Разумеется, и на том «пятачке» в парке кто-то «держал шишку», но время не сохранило былинные имена. Ни Фофан, ни Сергеев не застали в действии лесного танц-капища; в их эпоху, тоже, впрочем, ушедшую, танцы бушевали уже в клубе. Это был еженедельный шабаш, которому где и совершаться, как не в поруганной церкви: ее превратили власти в дом поднадзорного досуга. Это потом переосвященная мутовская приходская церковь снова засияла, нарядная, как пирожное, пуская зайчики свежим крестиком, а тогда... Чего только не держала в ее здании советская власть: какую-то заготконтору, скобяной цех, а под конец — прости, Господи, — клуб с танцами. Каково же было слушать этот варварский топот потомственным церковным мышам, пережидавшим лихолетье в ее подвале...
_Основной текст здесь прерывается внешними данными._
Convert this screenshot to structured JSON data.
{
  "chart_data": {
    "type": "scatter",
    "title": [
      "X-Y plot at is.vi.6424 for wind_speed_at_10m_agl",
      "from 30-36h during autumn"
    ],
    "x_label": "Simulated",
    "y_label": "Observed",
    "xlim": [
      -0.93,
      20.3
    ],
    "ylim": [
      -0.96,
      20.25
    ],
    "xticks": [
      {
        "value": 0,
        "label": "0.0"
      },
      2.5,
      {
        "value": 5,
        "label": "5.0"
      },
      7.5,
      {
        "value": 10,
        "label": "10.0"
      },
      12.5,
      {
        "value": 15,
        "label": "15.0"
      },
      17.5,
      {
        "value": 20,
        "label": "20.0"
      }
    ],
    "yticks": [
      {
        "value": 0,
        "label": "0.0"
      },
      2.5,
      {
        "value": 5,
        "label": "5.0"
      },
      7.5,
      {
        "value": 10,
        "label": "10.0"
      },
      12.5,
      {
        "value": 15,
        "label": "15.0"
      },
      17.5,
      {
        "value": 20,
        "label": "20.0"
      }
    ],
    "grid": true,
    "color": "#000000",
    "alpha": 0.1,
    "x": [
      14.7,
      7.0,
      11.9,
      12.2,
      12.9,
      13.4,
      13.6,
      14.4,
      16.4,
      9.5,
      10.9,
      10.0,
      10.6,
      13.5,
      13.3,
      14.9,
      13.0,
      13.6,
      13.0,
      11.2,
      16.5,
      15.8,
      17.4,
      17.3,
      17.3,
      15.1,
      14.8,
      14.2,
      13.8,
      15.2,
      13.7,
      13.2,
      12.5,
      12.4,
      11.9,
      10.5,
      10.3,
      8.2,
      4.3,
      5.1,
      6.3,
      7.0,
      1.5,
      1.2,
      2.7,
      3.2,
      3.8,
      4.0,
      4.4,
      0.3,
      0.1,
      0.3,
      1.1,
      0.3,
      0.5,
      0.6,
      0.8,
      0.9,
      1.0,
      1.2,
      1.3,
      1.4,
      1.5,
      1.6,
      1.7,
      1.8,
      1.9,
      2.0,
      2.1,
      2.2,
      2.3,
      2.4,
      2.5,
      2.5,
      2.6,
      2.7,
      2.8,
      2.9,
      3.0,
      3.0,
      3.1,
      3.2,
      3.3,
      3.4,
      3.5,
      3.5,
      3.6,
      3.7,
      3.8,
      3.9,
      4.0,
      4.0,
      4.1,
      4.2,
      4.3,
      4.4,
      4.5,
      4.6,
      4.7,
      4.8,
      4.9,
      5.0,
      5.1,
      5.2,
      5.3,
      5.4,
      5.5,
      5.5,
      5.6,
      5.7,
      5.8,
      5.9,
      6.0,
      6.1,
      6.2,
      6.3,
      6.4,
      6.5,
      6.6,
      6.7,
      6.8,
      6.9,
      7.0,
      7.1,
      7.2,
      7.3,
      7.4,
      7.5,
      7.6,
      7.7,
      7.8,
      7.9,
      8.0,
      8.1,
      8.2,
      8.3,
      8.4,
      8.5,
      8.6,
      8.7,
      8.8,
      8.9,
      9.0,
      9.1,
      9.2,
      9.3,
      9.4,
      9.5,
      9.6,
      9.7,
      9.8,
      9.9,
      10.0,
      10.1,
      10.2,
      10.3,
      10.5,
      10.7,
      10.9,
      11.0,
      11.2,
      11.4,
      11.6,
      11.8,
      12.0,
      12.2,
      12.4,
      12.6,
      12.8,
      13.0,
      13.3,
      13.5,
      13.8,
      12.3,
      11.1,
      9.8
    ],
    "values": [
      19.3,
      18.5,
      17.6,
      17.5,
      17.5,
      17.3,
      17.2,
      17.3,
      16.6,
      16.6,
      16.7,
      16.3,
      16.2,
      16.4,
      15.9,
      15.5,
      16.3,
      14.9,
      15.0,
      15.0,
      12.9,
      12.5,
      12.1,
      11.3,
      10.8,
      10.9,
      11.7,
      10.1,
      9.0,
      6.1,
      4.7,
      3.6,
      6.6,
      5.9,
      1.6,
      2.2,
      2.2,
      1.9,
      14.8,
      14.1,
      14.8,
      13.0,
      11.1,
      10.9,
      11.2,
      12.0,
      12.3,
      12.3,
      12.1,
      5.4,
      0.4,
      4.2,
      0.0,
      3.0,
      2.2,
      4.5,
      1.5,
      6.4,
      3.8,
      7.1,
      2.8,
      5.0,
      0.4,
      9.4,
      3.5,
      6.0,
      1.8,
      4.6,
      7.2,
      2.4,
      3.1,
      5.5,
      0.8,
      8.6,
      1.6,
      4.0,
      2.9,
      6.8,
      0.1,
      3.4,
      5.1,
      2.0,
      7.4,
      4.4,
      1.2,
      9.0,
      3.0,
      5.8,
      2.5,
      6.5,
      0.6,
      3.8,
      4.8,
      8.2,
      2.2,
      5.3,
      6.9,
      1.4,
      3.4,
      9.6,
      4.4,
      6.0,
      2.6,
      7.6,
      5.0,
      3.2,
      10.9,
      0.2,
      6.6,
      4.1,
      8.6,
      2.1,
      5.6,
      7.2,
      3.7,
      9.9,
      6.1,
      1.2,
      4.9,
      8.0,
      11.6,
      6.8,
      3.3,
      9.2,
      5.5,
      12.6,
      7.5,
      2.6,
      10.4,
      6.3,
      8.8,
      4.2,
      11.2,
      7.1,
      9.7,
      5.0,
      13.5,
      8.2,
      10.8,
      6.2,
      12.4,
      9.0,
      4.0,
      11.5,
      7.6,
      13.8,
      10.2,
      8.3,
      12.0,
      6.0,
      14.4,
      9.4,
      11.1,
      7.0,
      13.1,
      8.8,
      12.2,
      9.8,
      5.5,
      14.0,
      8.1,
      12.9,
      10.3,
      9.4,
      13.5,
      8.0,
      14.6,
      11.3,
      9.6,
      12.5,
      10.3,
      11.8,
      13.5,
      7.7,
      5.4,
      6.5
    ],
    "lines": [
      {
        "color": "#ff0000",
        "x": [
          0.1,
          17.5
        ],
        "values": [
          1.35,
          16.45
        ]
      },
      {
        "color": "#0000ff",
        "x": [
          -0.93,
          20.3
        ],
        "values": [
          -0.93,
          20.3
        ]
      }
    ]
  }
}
Впоследствии Генка Бок признавал за собой великий грех. Был он тогда гитаристом и вроде как руководителем ВИА «Кварц», отчаянно громыхавшего на клубной сцене. Лихие созвучия оскверняли не только помещение храма, но и всякое мало-мальски искушенное ухо. Тем не менее лабухи почитались тогдашней молодежью подобно жрецам или священным животным. Иногда случалось, что, заигравшись, кто-то из музыкантов падал со сцены, но его тут же водружали обратно бережные руки. Вдохновение их питалось девичьими вздохами, а в большей степени портвейном «Агдам». И только им одним на танцах гарантировалась неприкосновенность, тогда как прочие ходили в клуб на свой риск.